Origens

Origens

Este artigo foi escrito com base em textos de autoria do acadêmico e professor Geraldo Wilson da Silveira Gonçalves* (In memoriam), presidente da Academia Brasileira de Reumatologia (1996-1998). Foi publicado no primeiro site da ABR, demonstrando todo o seu carinho pela instituição, a sua erudição, conhecimento e talento.

Surge uma academia

A história não é tão somente uma sequência de fatos, se não que se acompanha dos faustos de que se originaram e dos sentimentos que inspiram. Além do mais, se trata de vetustos deles, como os da Antiguidade Grega, de tantos deuses e de tantas lendas, a cada passo, mito e realidade se confundem.

Dentro do âmbito de tais pensares, tiveram origem as academias. Conta-se que Dióscoros, Castor e Pollux, filhos de Júpiter, desceram a Península Áttica, em busca da irmã Helena, de estonteante e provocadora beleza, que havia sido raptada por Theseus.

As buscas foram auxiliadas incansavelmente pelo herói grego Akademus, a quem por tais favores, foi pelos deuses assegurada a intocabilidade de seus domínios, cerca de Athenas. Nestes, foi edificado um templo dedicado a Atheneia, a deusa da sabedoria e da inteligência, em torno de cujo altar se dispunham doze oliveiras sagradas, que se incorporariam à heráldica de todos os tempos.

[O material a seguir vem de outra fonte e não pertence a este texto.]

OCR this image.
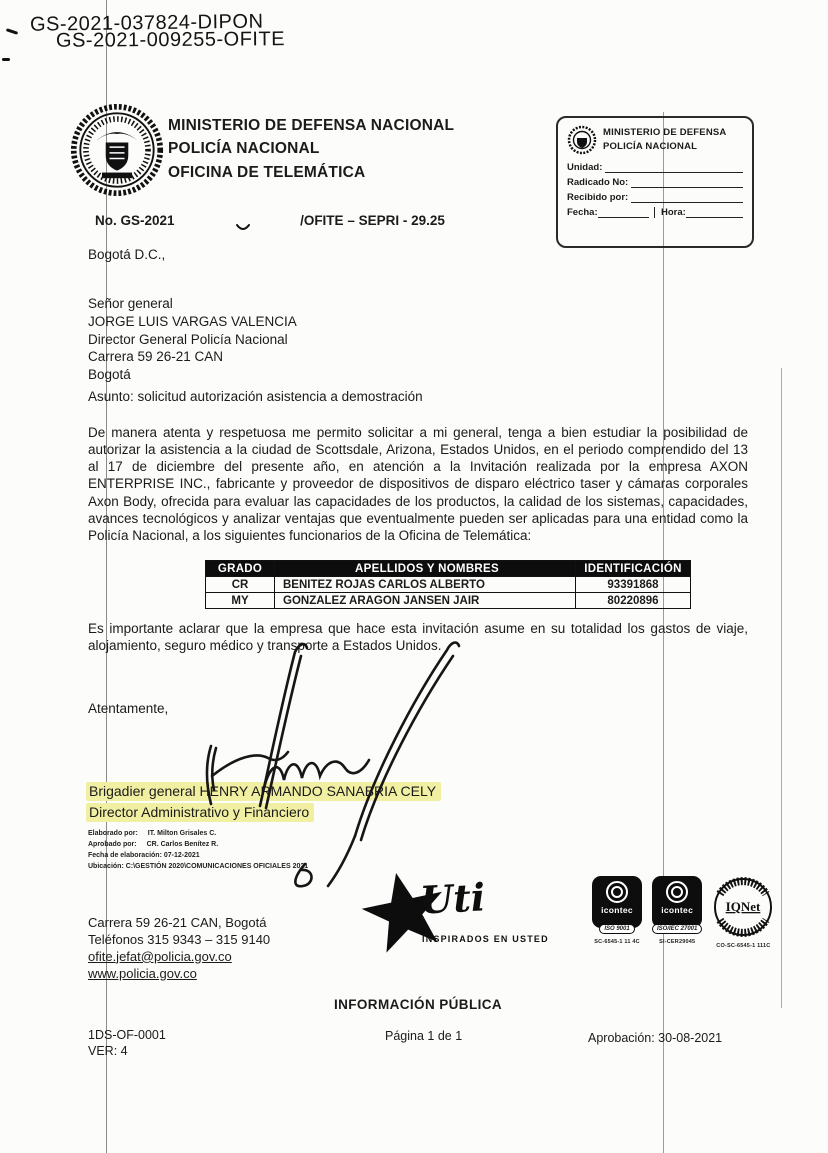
GS-2021-037824-DIPON
GS-2021-009255-OFITE
MINISTERIO DE DEFENSA NACIONAL
POLICÍA NACIONAL
OFICINA DE TELEMÁTICA
MINISTERIO DE DEFENSA
POLICÍA NACIONAL
Unidad:
Radicado No:
Recibido por:
Fecha:	Hora:
No. GS-2021	/OFITE – SEPRI - 29.25
Bogotá D.C.,
Señor general
JORGE LUIS VARGAS VALENCIA
Director General Policía Nacional
Carrera 59 26-21 CAN
Bogotá
Asunto: solicitud autorización asistencia a demostración
De manera atenta y respetuosa me permito solicitar a mi general, tenga a bien estudiar la posibilidad de autorizar la asistencia a la ciudad de Scottsdale, Arizona, Estados Unidos, en el periodo comprendido del 13 al 17 de diciembre del presente año, en atención a la Invitación realizada por la empresa AXON ENTERPRISE INC., fabricante y proveedor de dispositivos de disparo eléctrico taser y cámaras corporales Axon Body, ofrecida para evaluar las capacidades de los productos, la calidad de los sistemas, capacidades, avances tecnológicos y analizar ventajas que eventualmente pueden ser aplicadas para una entidad como la Policía Nacional, a los siguientes funcionarios de la Oficina de Telemática:
GRADO	APELLIDOS Y NOMBRES	IDENTIFICACIÓN
CR	BENITEZ ROJAS CARLOS ALBERTO	93391868
MY	GONZALEZ ARAGON JANSEN JAIR	80220896
Es importante aclarar que la empresa que hace esta invitación asume en su totalidad los gastos de viaje, alojamiento, seguro médico y transporte a Estados Unidos.
Atentamente,
Brigadier general HENRY ARMANDO SANABRIA CELY
Director Administrativo y Financiero
Elaborado por: IT. Milton Grisales C.
Aprobado por: CR. Carlos Benítez R.
Fecha de elaboración: 07-12-2021
Ubicación: C:\GESTIÓN 2020\COMUNICACIONES OFICIALES 2021
Carrera 59 26-21 CAN, Bogotá
Teléfonos 315 9343 – 315 9140
ofite.jefat@policia.gov.co
www.policia.gov.co
Uti
INSPIRADOS EN USTED
icontec
ISO 9001
SC-6545-1 11 4C
icontec
ISO/IEC 27001
SI-CER29045
IQNet
CO-SC-6545-1 111C
INFORMACIÓN PÚBLICA
1DS-OF-0001
VER: 4
Página 1 de 1	Aprobación: 30-08-2021
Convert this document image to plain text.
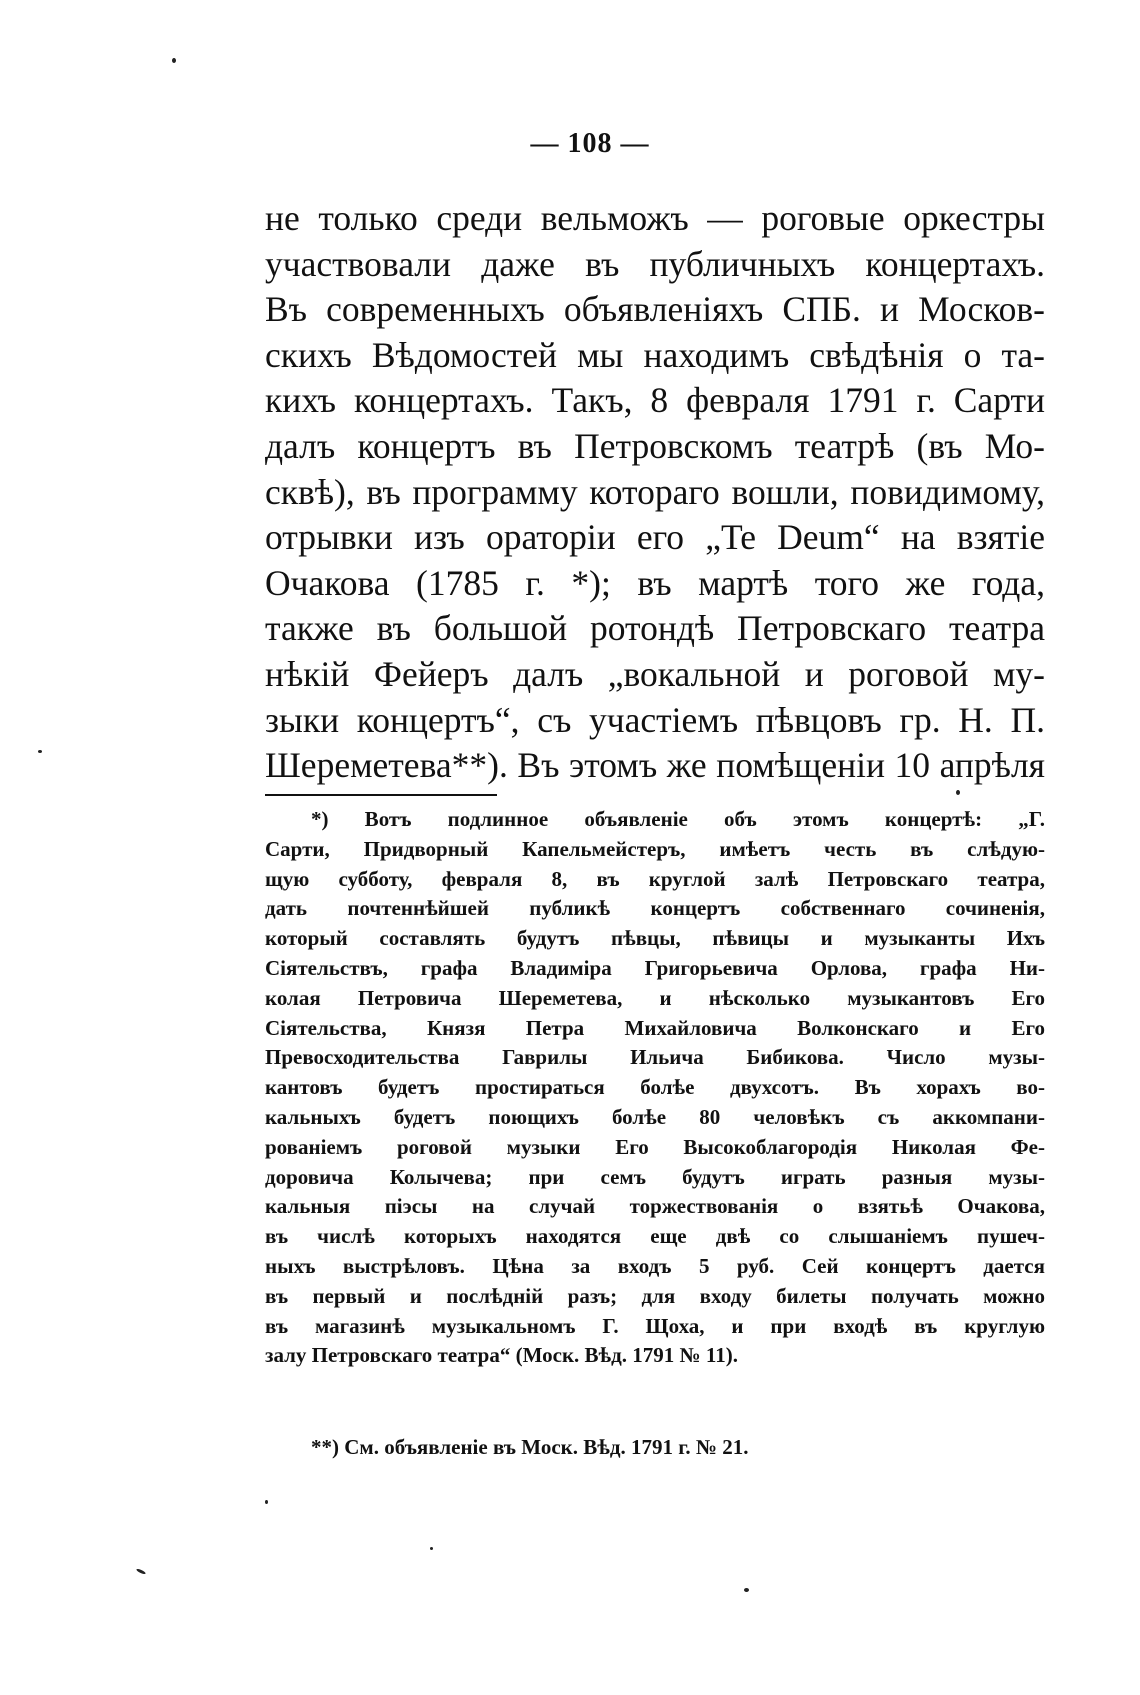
— 108 —
не только среди вельможъ — роговые оркестры
участвовали даже въ публичныхъ концертахъ.
Въ современныхъ объявленіяхъ СПБ. и Москов-
скихъ Вѣдомостей мы находимъ свѣдѣнія о та-
кихъ концертахъ. Такъ, 8 февраля 1791 г. Сарти
далъ концертъ въ Петровскомъ театрѣ (въ Мо-
сквѣ), въ программу котораго вошли, повидимому,
отрывки изъ ораторіи его „Te Deum“ на взятіе
Очакова (1785 г. *); въ мартѣ того же года,
также въ большой ротондѣ Петровскаго театра
нѣкій Фейеръ далъ „вокальной и роговой му-
зыки концертъ“, съ участіемъ пѣвцовъ гр. Н. П.
Шереметева**). Въ этомъ же помѣщеніи 10 апрѣля
*) Вотъ подлинное объявленіе объ этомъ концертѣ: „Г.
Сарти, Придворный Капельмейстеръ, имѣетъ честь въ слѣдую-
щую субботу, февраля 8, въ круглой залѣ Петровскаго театра,
дать почтеннѣйшей публикѣ концертъ собственнаго сочиненія,
который составлять будутъ пѣвцы, пѣвицы и музыканты Ихъ
Сіятельствъ, графа Владиміра Григорьевича Орлова, графа Ни-
колая Петровича Шереметева, и нѣсколько музыкантовъ Его
Сіятельства, Князя Петра Михайловича Волконскаго и Его
Превосходительства Гаврилы Ильича Бибикова. Число музы-
кантовъ будетъ простираться болѣе двухсотъ. Въ хорахъ во-
кальныхъ будетъ поющихъ болѣе 80 человѣкъ съ аккомпани-
рованіемъ роговой музыки Его Высокоблагородія Николая Фе-
доровича Колычева; при семъ будутъ играть разныя музы-
кальныя піэсы на случай торжествованія о взятьѣ Очакова,
въ числѣ которыхъ находятся еще двѣ со слышаніемъ пушеч-
ныхъ выстрѣловъ. Цѣна за входъ 5 руб. Сей концертъ дается
въ первый и послѣдній разъ; для входу билеты получать можно
въ магазинѣ музыкальномъ Г. Щоха, и при входѣ въ круглую
залу Петровскаго театра“ (Моск. Вѣд. 1791 № 11).
**) См. объявленіе въ Моск. Вѣд. 1791 г. № 21.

Cercava-lhes jardim de inenarrável beleza, o jardim de Akademus.

Chega-nos a realidade de que ali reunia-se Platão para suas discussões filosóficas e de seus “diálogos”, origem de sua famosa Escola, que seria a primeira academia e guardaria seu nome e que nasceu, assim, da inteligência, da sabedoria e da beleza; e de raízes míticas, em as quais se caracterizariam a fraternidade, a solidariedade e a lealdade.

Seguir-se-iam centúrias de estudos sobre matemática, dialética, ciências naturais e até preparo de estadistas; até que, no ano de 529, o imperador romano Constantino, podou-lhes o caminho e a trajetória.

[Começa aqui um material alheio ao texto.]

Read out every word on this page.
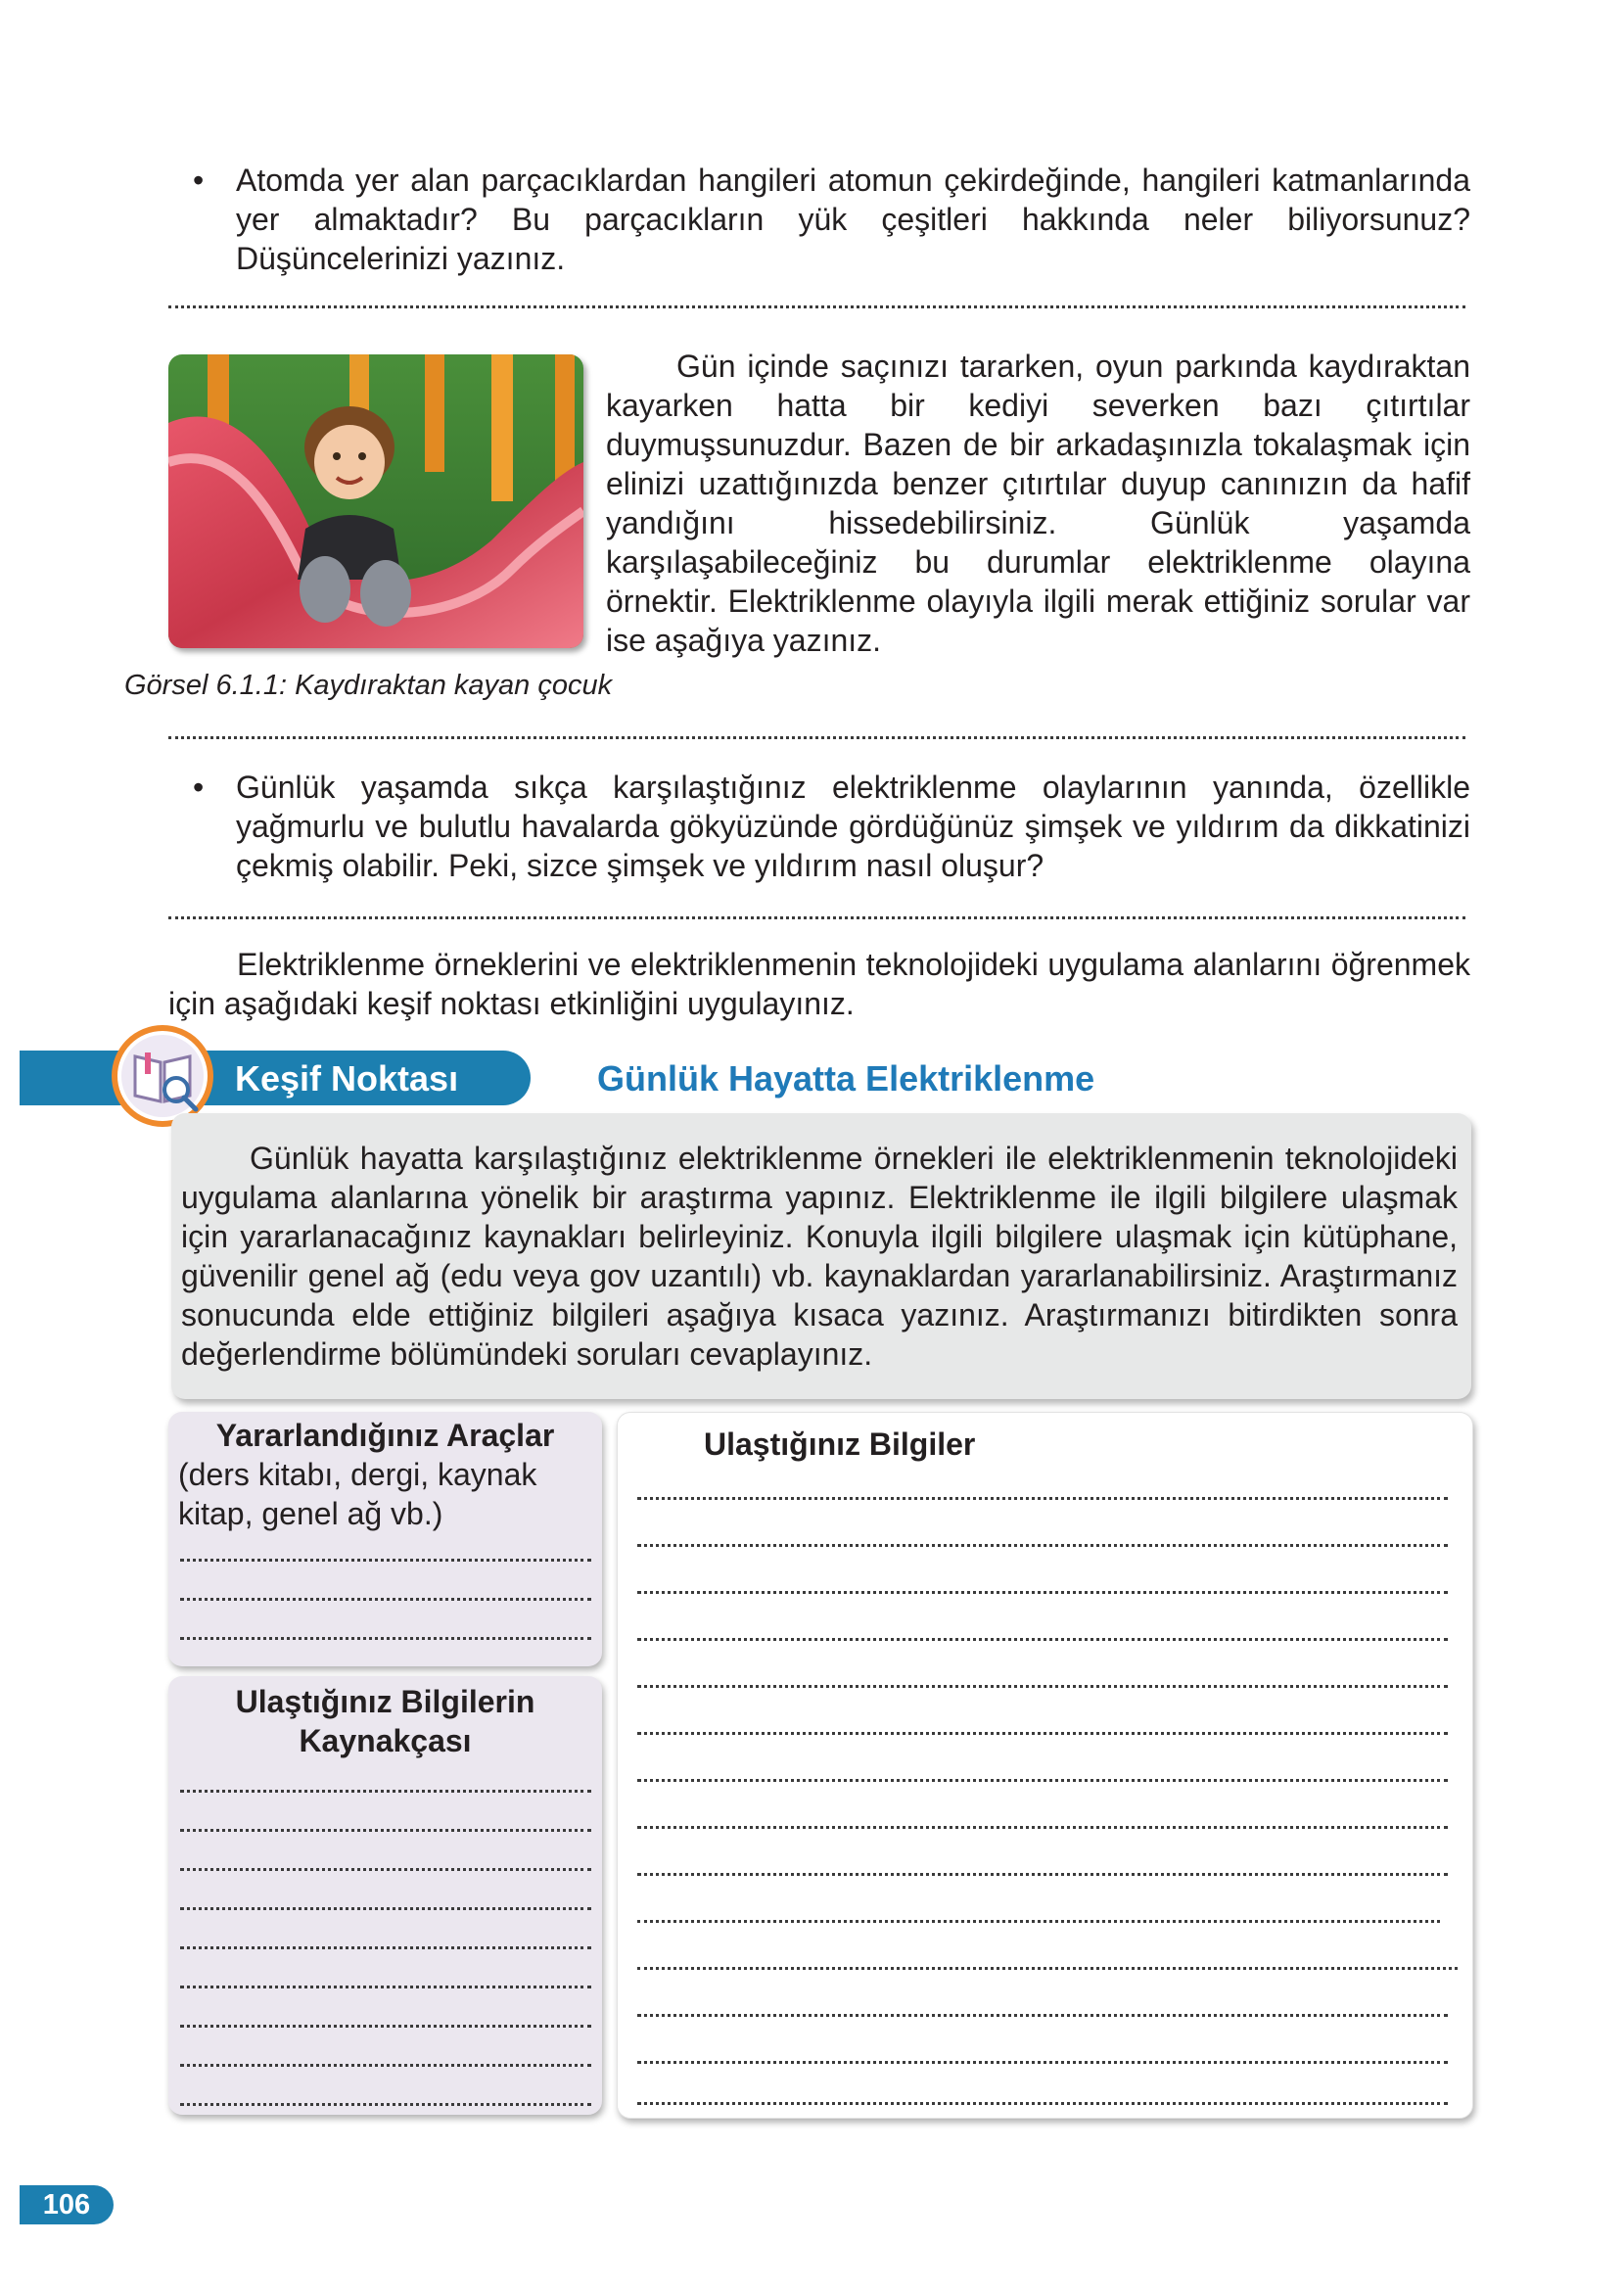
• Atomda yer alan parçacıklardan hangileri atomun çekirdeğinde, hangileri katmanlarında yer almaktadır? Bu parçacıkların yük çeşitleri hakkında neler biliyorsunuz? Düşüncelerinizi yazınız.
Gün içinde saçınızı tararken, oyun parkında kaydıraktan kayarken hatta bir kediyi severken bazı çıtırtılar duymuşsunuzdur. Bazen de bir arkadaşınızla tokalaşmak için elinizi uzattığınızda benzer çıtırtılar duyup canınızın da hafif yandığını hissedebilirsiniz. Günlük yaşamda karşılaşabileceğiniz bu durumlar elektriklenme olayına örnektir. Elektriklenme olayıyla ilgili merak ettiğiniz sorular var ise aşağıya yazınız.
Görsel 6.1.1: Kaydıraktan kayan çocuk
• Günlük yaşamda sıkça karşılaştığınız elektriklenme olaylarının yanında, özellikle yağmurlu ve bulutlu havalarda gökyüzünde gördüğünüz şimşek ve yıldırım da dikkatinizi çekmiş olabilir. Peki, sizce şimşek ve yıldırım nasıl oluşur?
Elektriklenme örneklerini ve elektriklenmenin teknolojideki uygulama alanlarını öğrenmek için aşağıdaki keşif noktası etkinliğini uygulayınız.
Keşif Noktası	Günlük Hayatta Elektriklenme
Günlük hayatta karşılaştığınız elektriklenme örnekleri ile elektriklenmenin teknolojideki uygulama alanlarına yönelik bir araştırma yapınız. Elektriklenme ile ilgili bilgilere ulaşmak için yararlanacağınız kaynakları belirleyiniz. Konuyla ilgili bilgilere ulaşmak için kütüphane, güvenilir genel ağ (edu veya gov uzantılı) vb. kaynaklardan yararlanabilirsiniz. Araştırmanız sonucunda elde ettiğiniz bilgileri aşağıya kısaca yazınız. Araştırmanızı bitirdikten sonra değerlendirme bölümündeki soruları cevaplayınız.
Yararlandığınız Araçlar
(ders kitabı, dergi, kaynak kitap, genel ağ vb.)
Ulaştığınız Bilgilerin Kaynakçası
Ulaştığınız Bilgiler
106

Mas, o que nasce dos deuses não pode fenecer. E as academias voltaram com o renascimento, ante a necessidade de novos conhecimentos, nas ciências quanto nas ideias. Neste momento, nosso presidente Lipe Goldenstein revive e revitaliza as tertúlias, formas então usadas para discutir ciências e artes e os caminhos a perlustrar. A medicina estava entre os misteres da Academia de França, estabelecida em 1635, por Luiz XIII, e vinda de entidade privada.

O renascimento brasileiro chegou-nos, sem dúvida, ainda que tarde, com a vinda de Dom João VI, que haveria de transformar uma entidade também privada, a Sociedade de Medicina e Cirurgia do Rio de Janeiro, em Academia Imperial de Medicina que, com a República tomaria a atual designação. Assim que, por decreto de oito de maio de 1835, a oficializou, com propósitos assim definidos: “promover a ilustração, o progresso e a propagação das ciências médicas e socorrer gratuitamente os pobres, favorecendo e velando pela conservação e melhoramento da saúde pública. “Outros tempos e ideias se sucederiam nos avanços médico-sociais, na criação de sociedades médicas, sindicatos, ordens e conselhos de medicina”.

Mas, continuam as academias em sua posição intangível e até insubstituível e uma messe extensa e inspiradora. As academias poderão ser o último reduto, onde encontram as condições institucionais e as disponibilidades individuais – de cultura, de independência e de motivação – para que possam assumir posição vanguardeira nesse cometimento, doutrinando, esclarecendo, orientando, assessorando e reivindicando, sem timidez, o papel que irretorquivelmente lhes deve caber, de órgão participante das discussões e decisões que, em qualquer plano, envolvam a atividade médica, mesmo especializada.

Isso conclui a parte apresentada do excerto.